Fifty-five hours later, as Tor's DropShip is scheduled to rendezvous with the JumpShip, the Lancers stage another raid against the starport to destroy the ground-based communication array, ensuring the Kurita forces cannot order their own DropShips to intercept it. To this end, they stage a fighting withdrawal into Thunder Rift to draw off the defenders while Grayson in the Shadow Hawk, lying hidden, approaches the array. He is confronted by Singh, the enemy war leader, in his Crusader and the enemy Marauder, but manages to escape after detonating fuel tanks. Tor's party successfully recaptures the JumpShip and jumps out, negating Ricol's advantage of surprise. Seeing how there is nothing to be won on Trellwan for him, the Red Duke leaves the planet.

In the epilogue, Grayson assumes full command of the Trellwan Lancers and reforms them into the Gray Death Legion mercenary unit.

==Publication history==
Shannon Appelcine stated that by 1986, FASA "began creating a metaplot for Battletech. At first this was just reflected in yearly updates: the Battletech Technical Readout: 3025 (1986) was soon replaced by the Battletech Technical Readout: 3026 (1987). However, FASA had simultaneously begun publishing fiction—starting with William H. Keith Jr.'s Decision at Thunder Rift (1986)."

==See also==
- List of BattleTech novels

==Reception==
Simon Farrell reviewed Decision at Thunder Rift for Adventurer magazine and stated that "FASA have succeeded in their joint purpose: to interest readers in Battletech and, more importantly, to entertain them. I would say they have done both, and very well too."
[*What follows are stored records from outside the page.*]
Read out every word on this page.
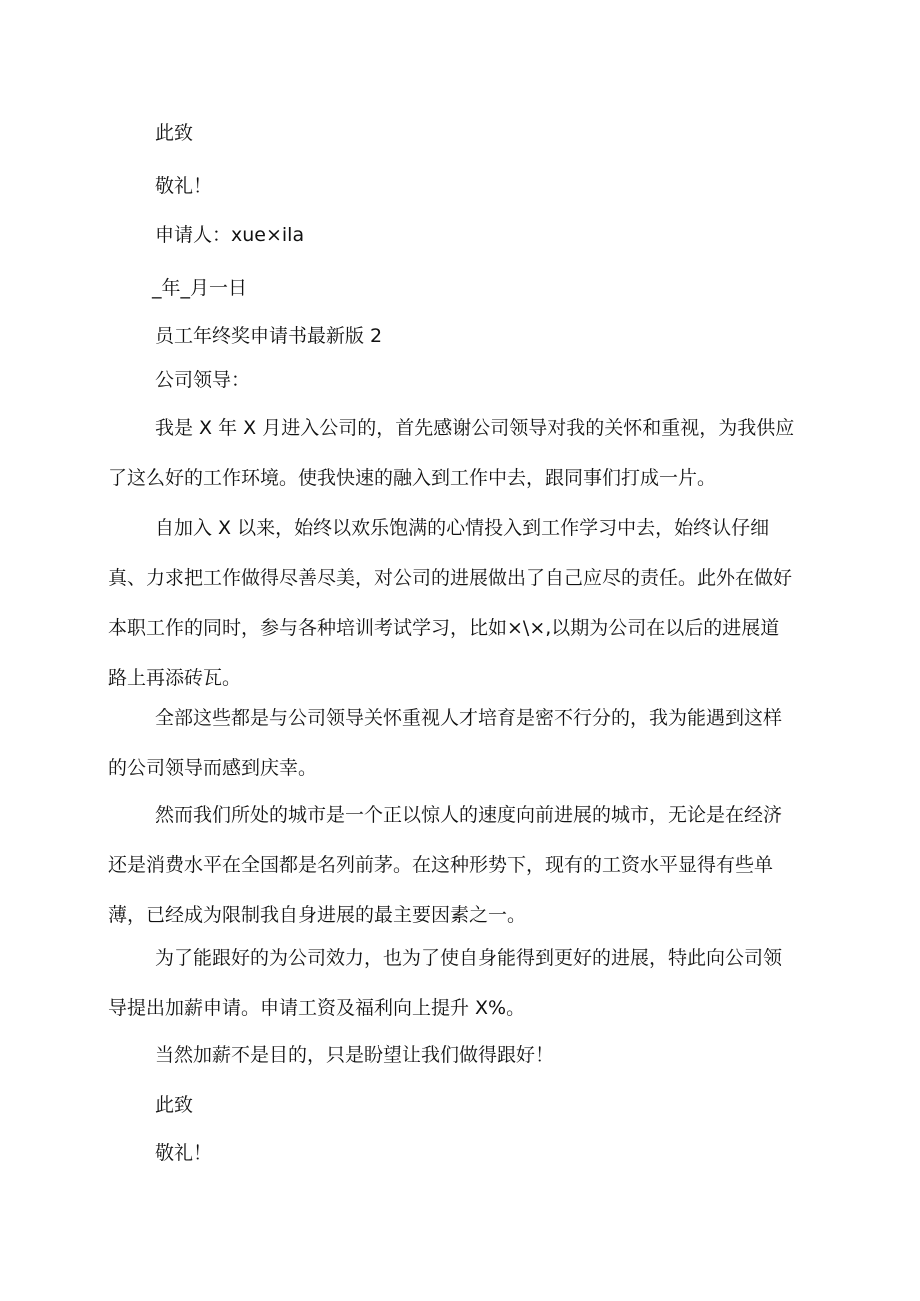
此致

敬礼！

申请人：xue×ila

_年_月一日

员工年终奖申请书最新版 2

公司领导：

我是 X 年 X 月进入公司的，首先感谢公司领导对我的关怀和重视，为我供应了这么好的工作环境。使我快速的融入到工作中去，跟同事们打成一片。

自加入 X 以来，始终以欢乐饱满的心情投入到工作学习中去，始终认仔细真、力求把工作做得尽善尽美，对公司的进展做出了自己应尽的责任。此外在做好本职工作的同时，参与各种培训考试学习，比如×\×,以期为公司在以后的进展道路上再添砖瓦。

全部这些都是与公司领导关怀重视人才培育是密不行分的，我为能遇到这样的公司领导而感到庆幸。

然而我们所处的城市是一个正以惊人的速度向前进展的城市，无论是在经济还是消费水平在全国都是名列前茅。在这种形势下，现有的工资水平显得有些单薄，已经成为限制我自身进展的最主要因素之一。

为了能跟好的为公司效力，也为了使自身能得到更好的进展，特此向公司领导提出加薪申请。申请工资及福利向上提升 X%。

当然加薪不是目的，只是盼望让我们做得跟好！

此致

敬礼！
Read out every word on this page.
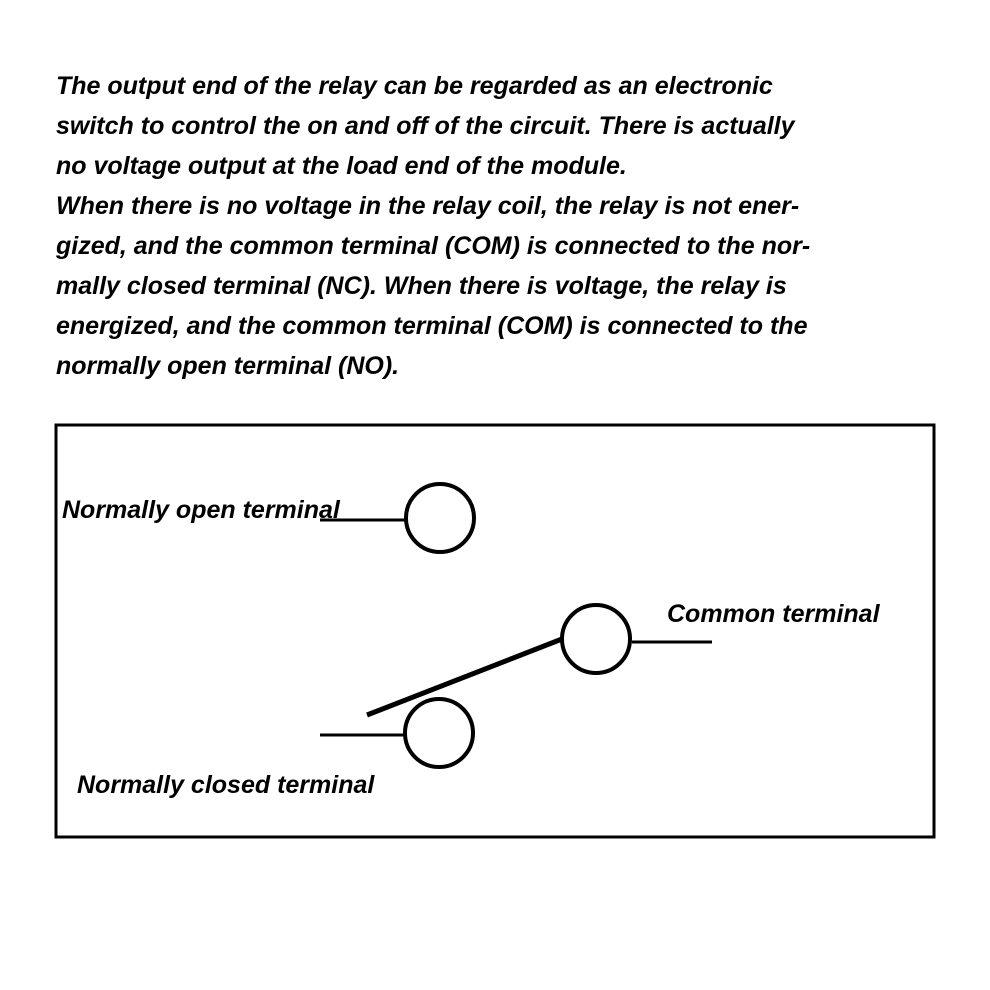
The output end of the relay can be regarded as an electronic
switch to control the on and off of the circuit. There is actually
no voltage output at the load end of the module.

When there is no voltage in the relay coil, the relay is not ener-
gized, and the common terminal (COM) is connected to the nor-
mally closed terminal (NC). When there is voltage, the relay is
energized, and the common terminal (COM) is connected to the
normally open terminal (NO).

Normally open terminal
Common terminal
Normally closed terminal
Stephan Wieck reviewed Decision at Thunder Rift in White Wolf #7 (1987), rating it a 7 out of 10 and stated that "I highly recommend reading this book before purchasing the games. It is good reading, and it will give you an idea of the type of action in Battletech gaming."

W. Peter Miller reviewed Decision at Thunder Rift for Different Worlds magazine and stated that "The average adventure game fan will find this a fun read. While it is not the finest piece of adventure fiction ever written, it is far from the worst. But if you are a fan of either Battletech or TV series such as Votoms, Mobile Suit Gundam, or the Americanized Robotech, you will enjoy this book a great deal. One hopes Mr. Keith continues to write. I look forward to his next book."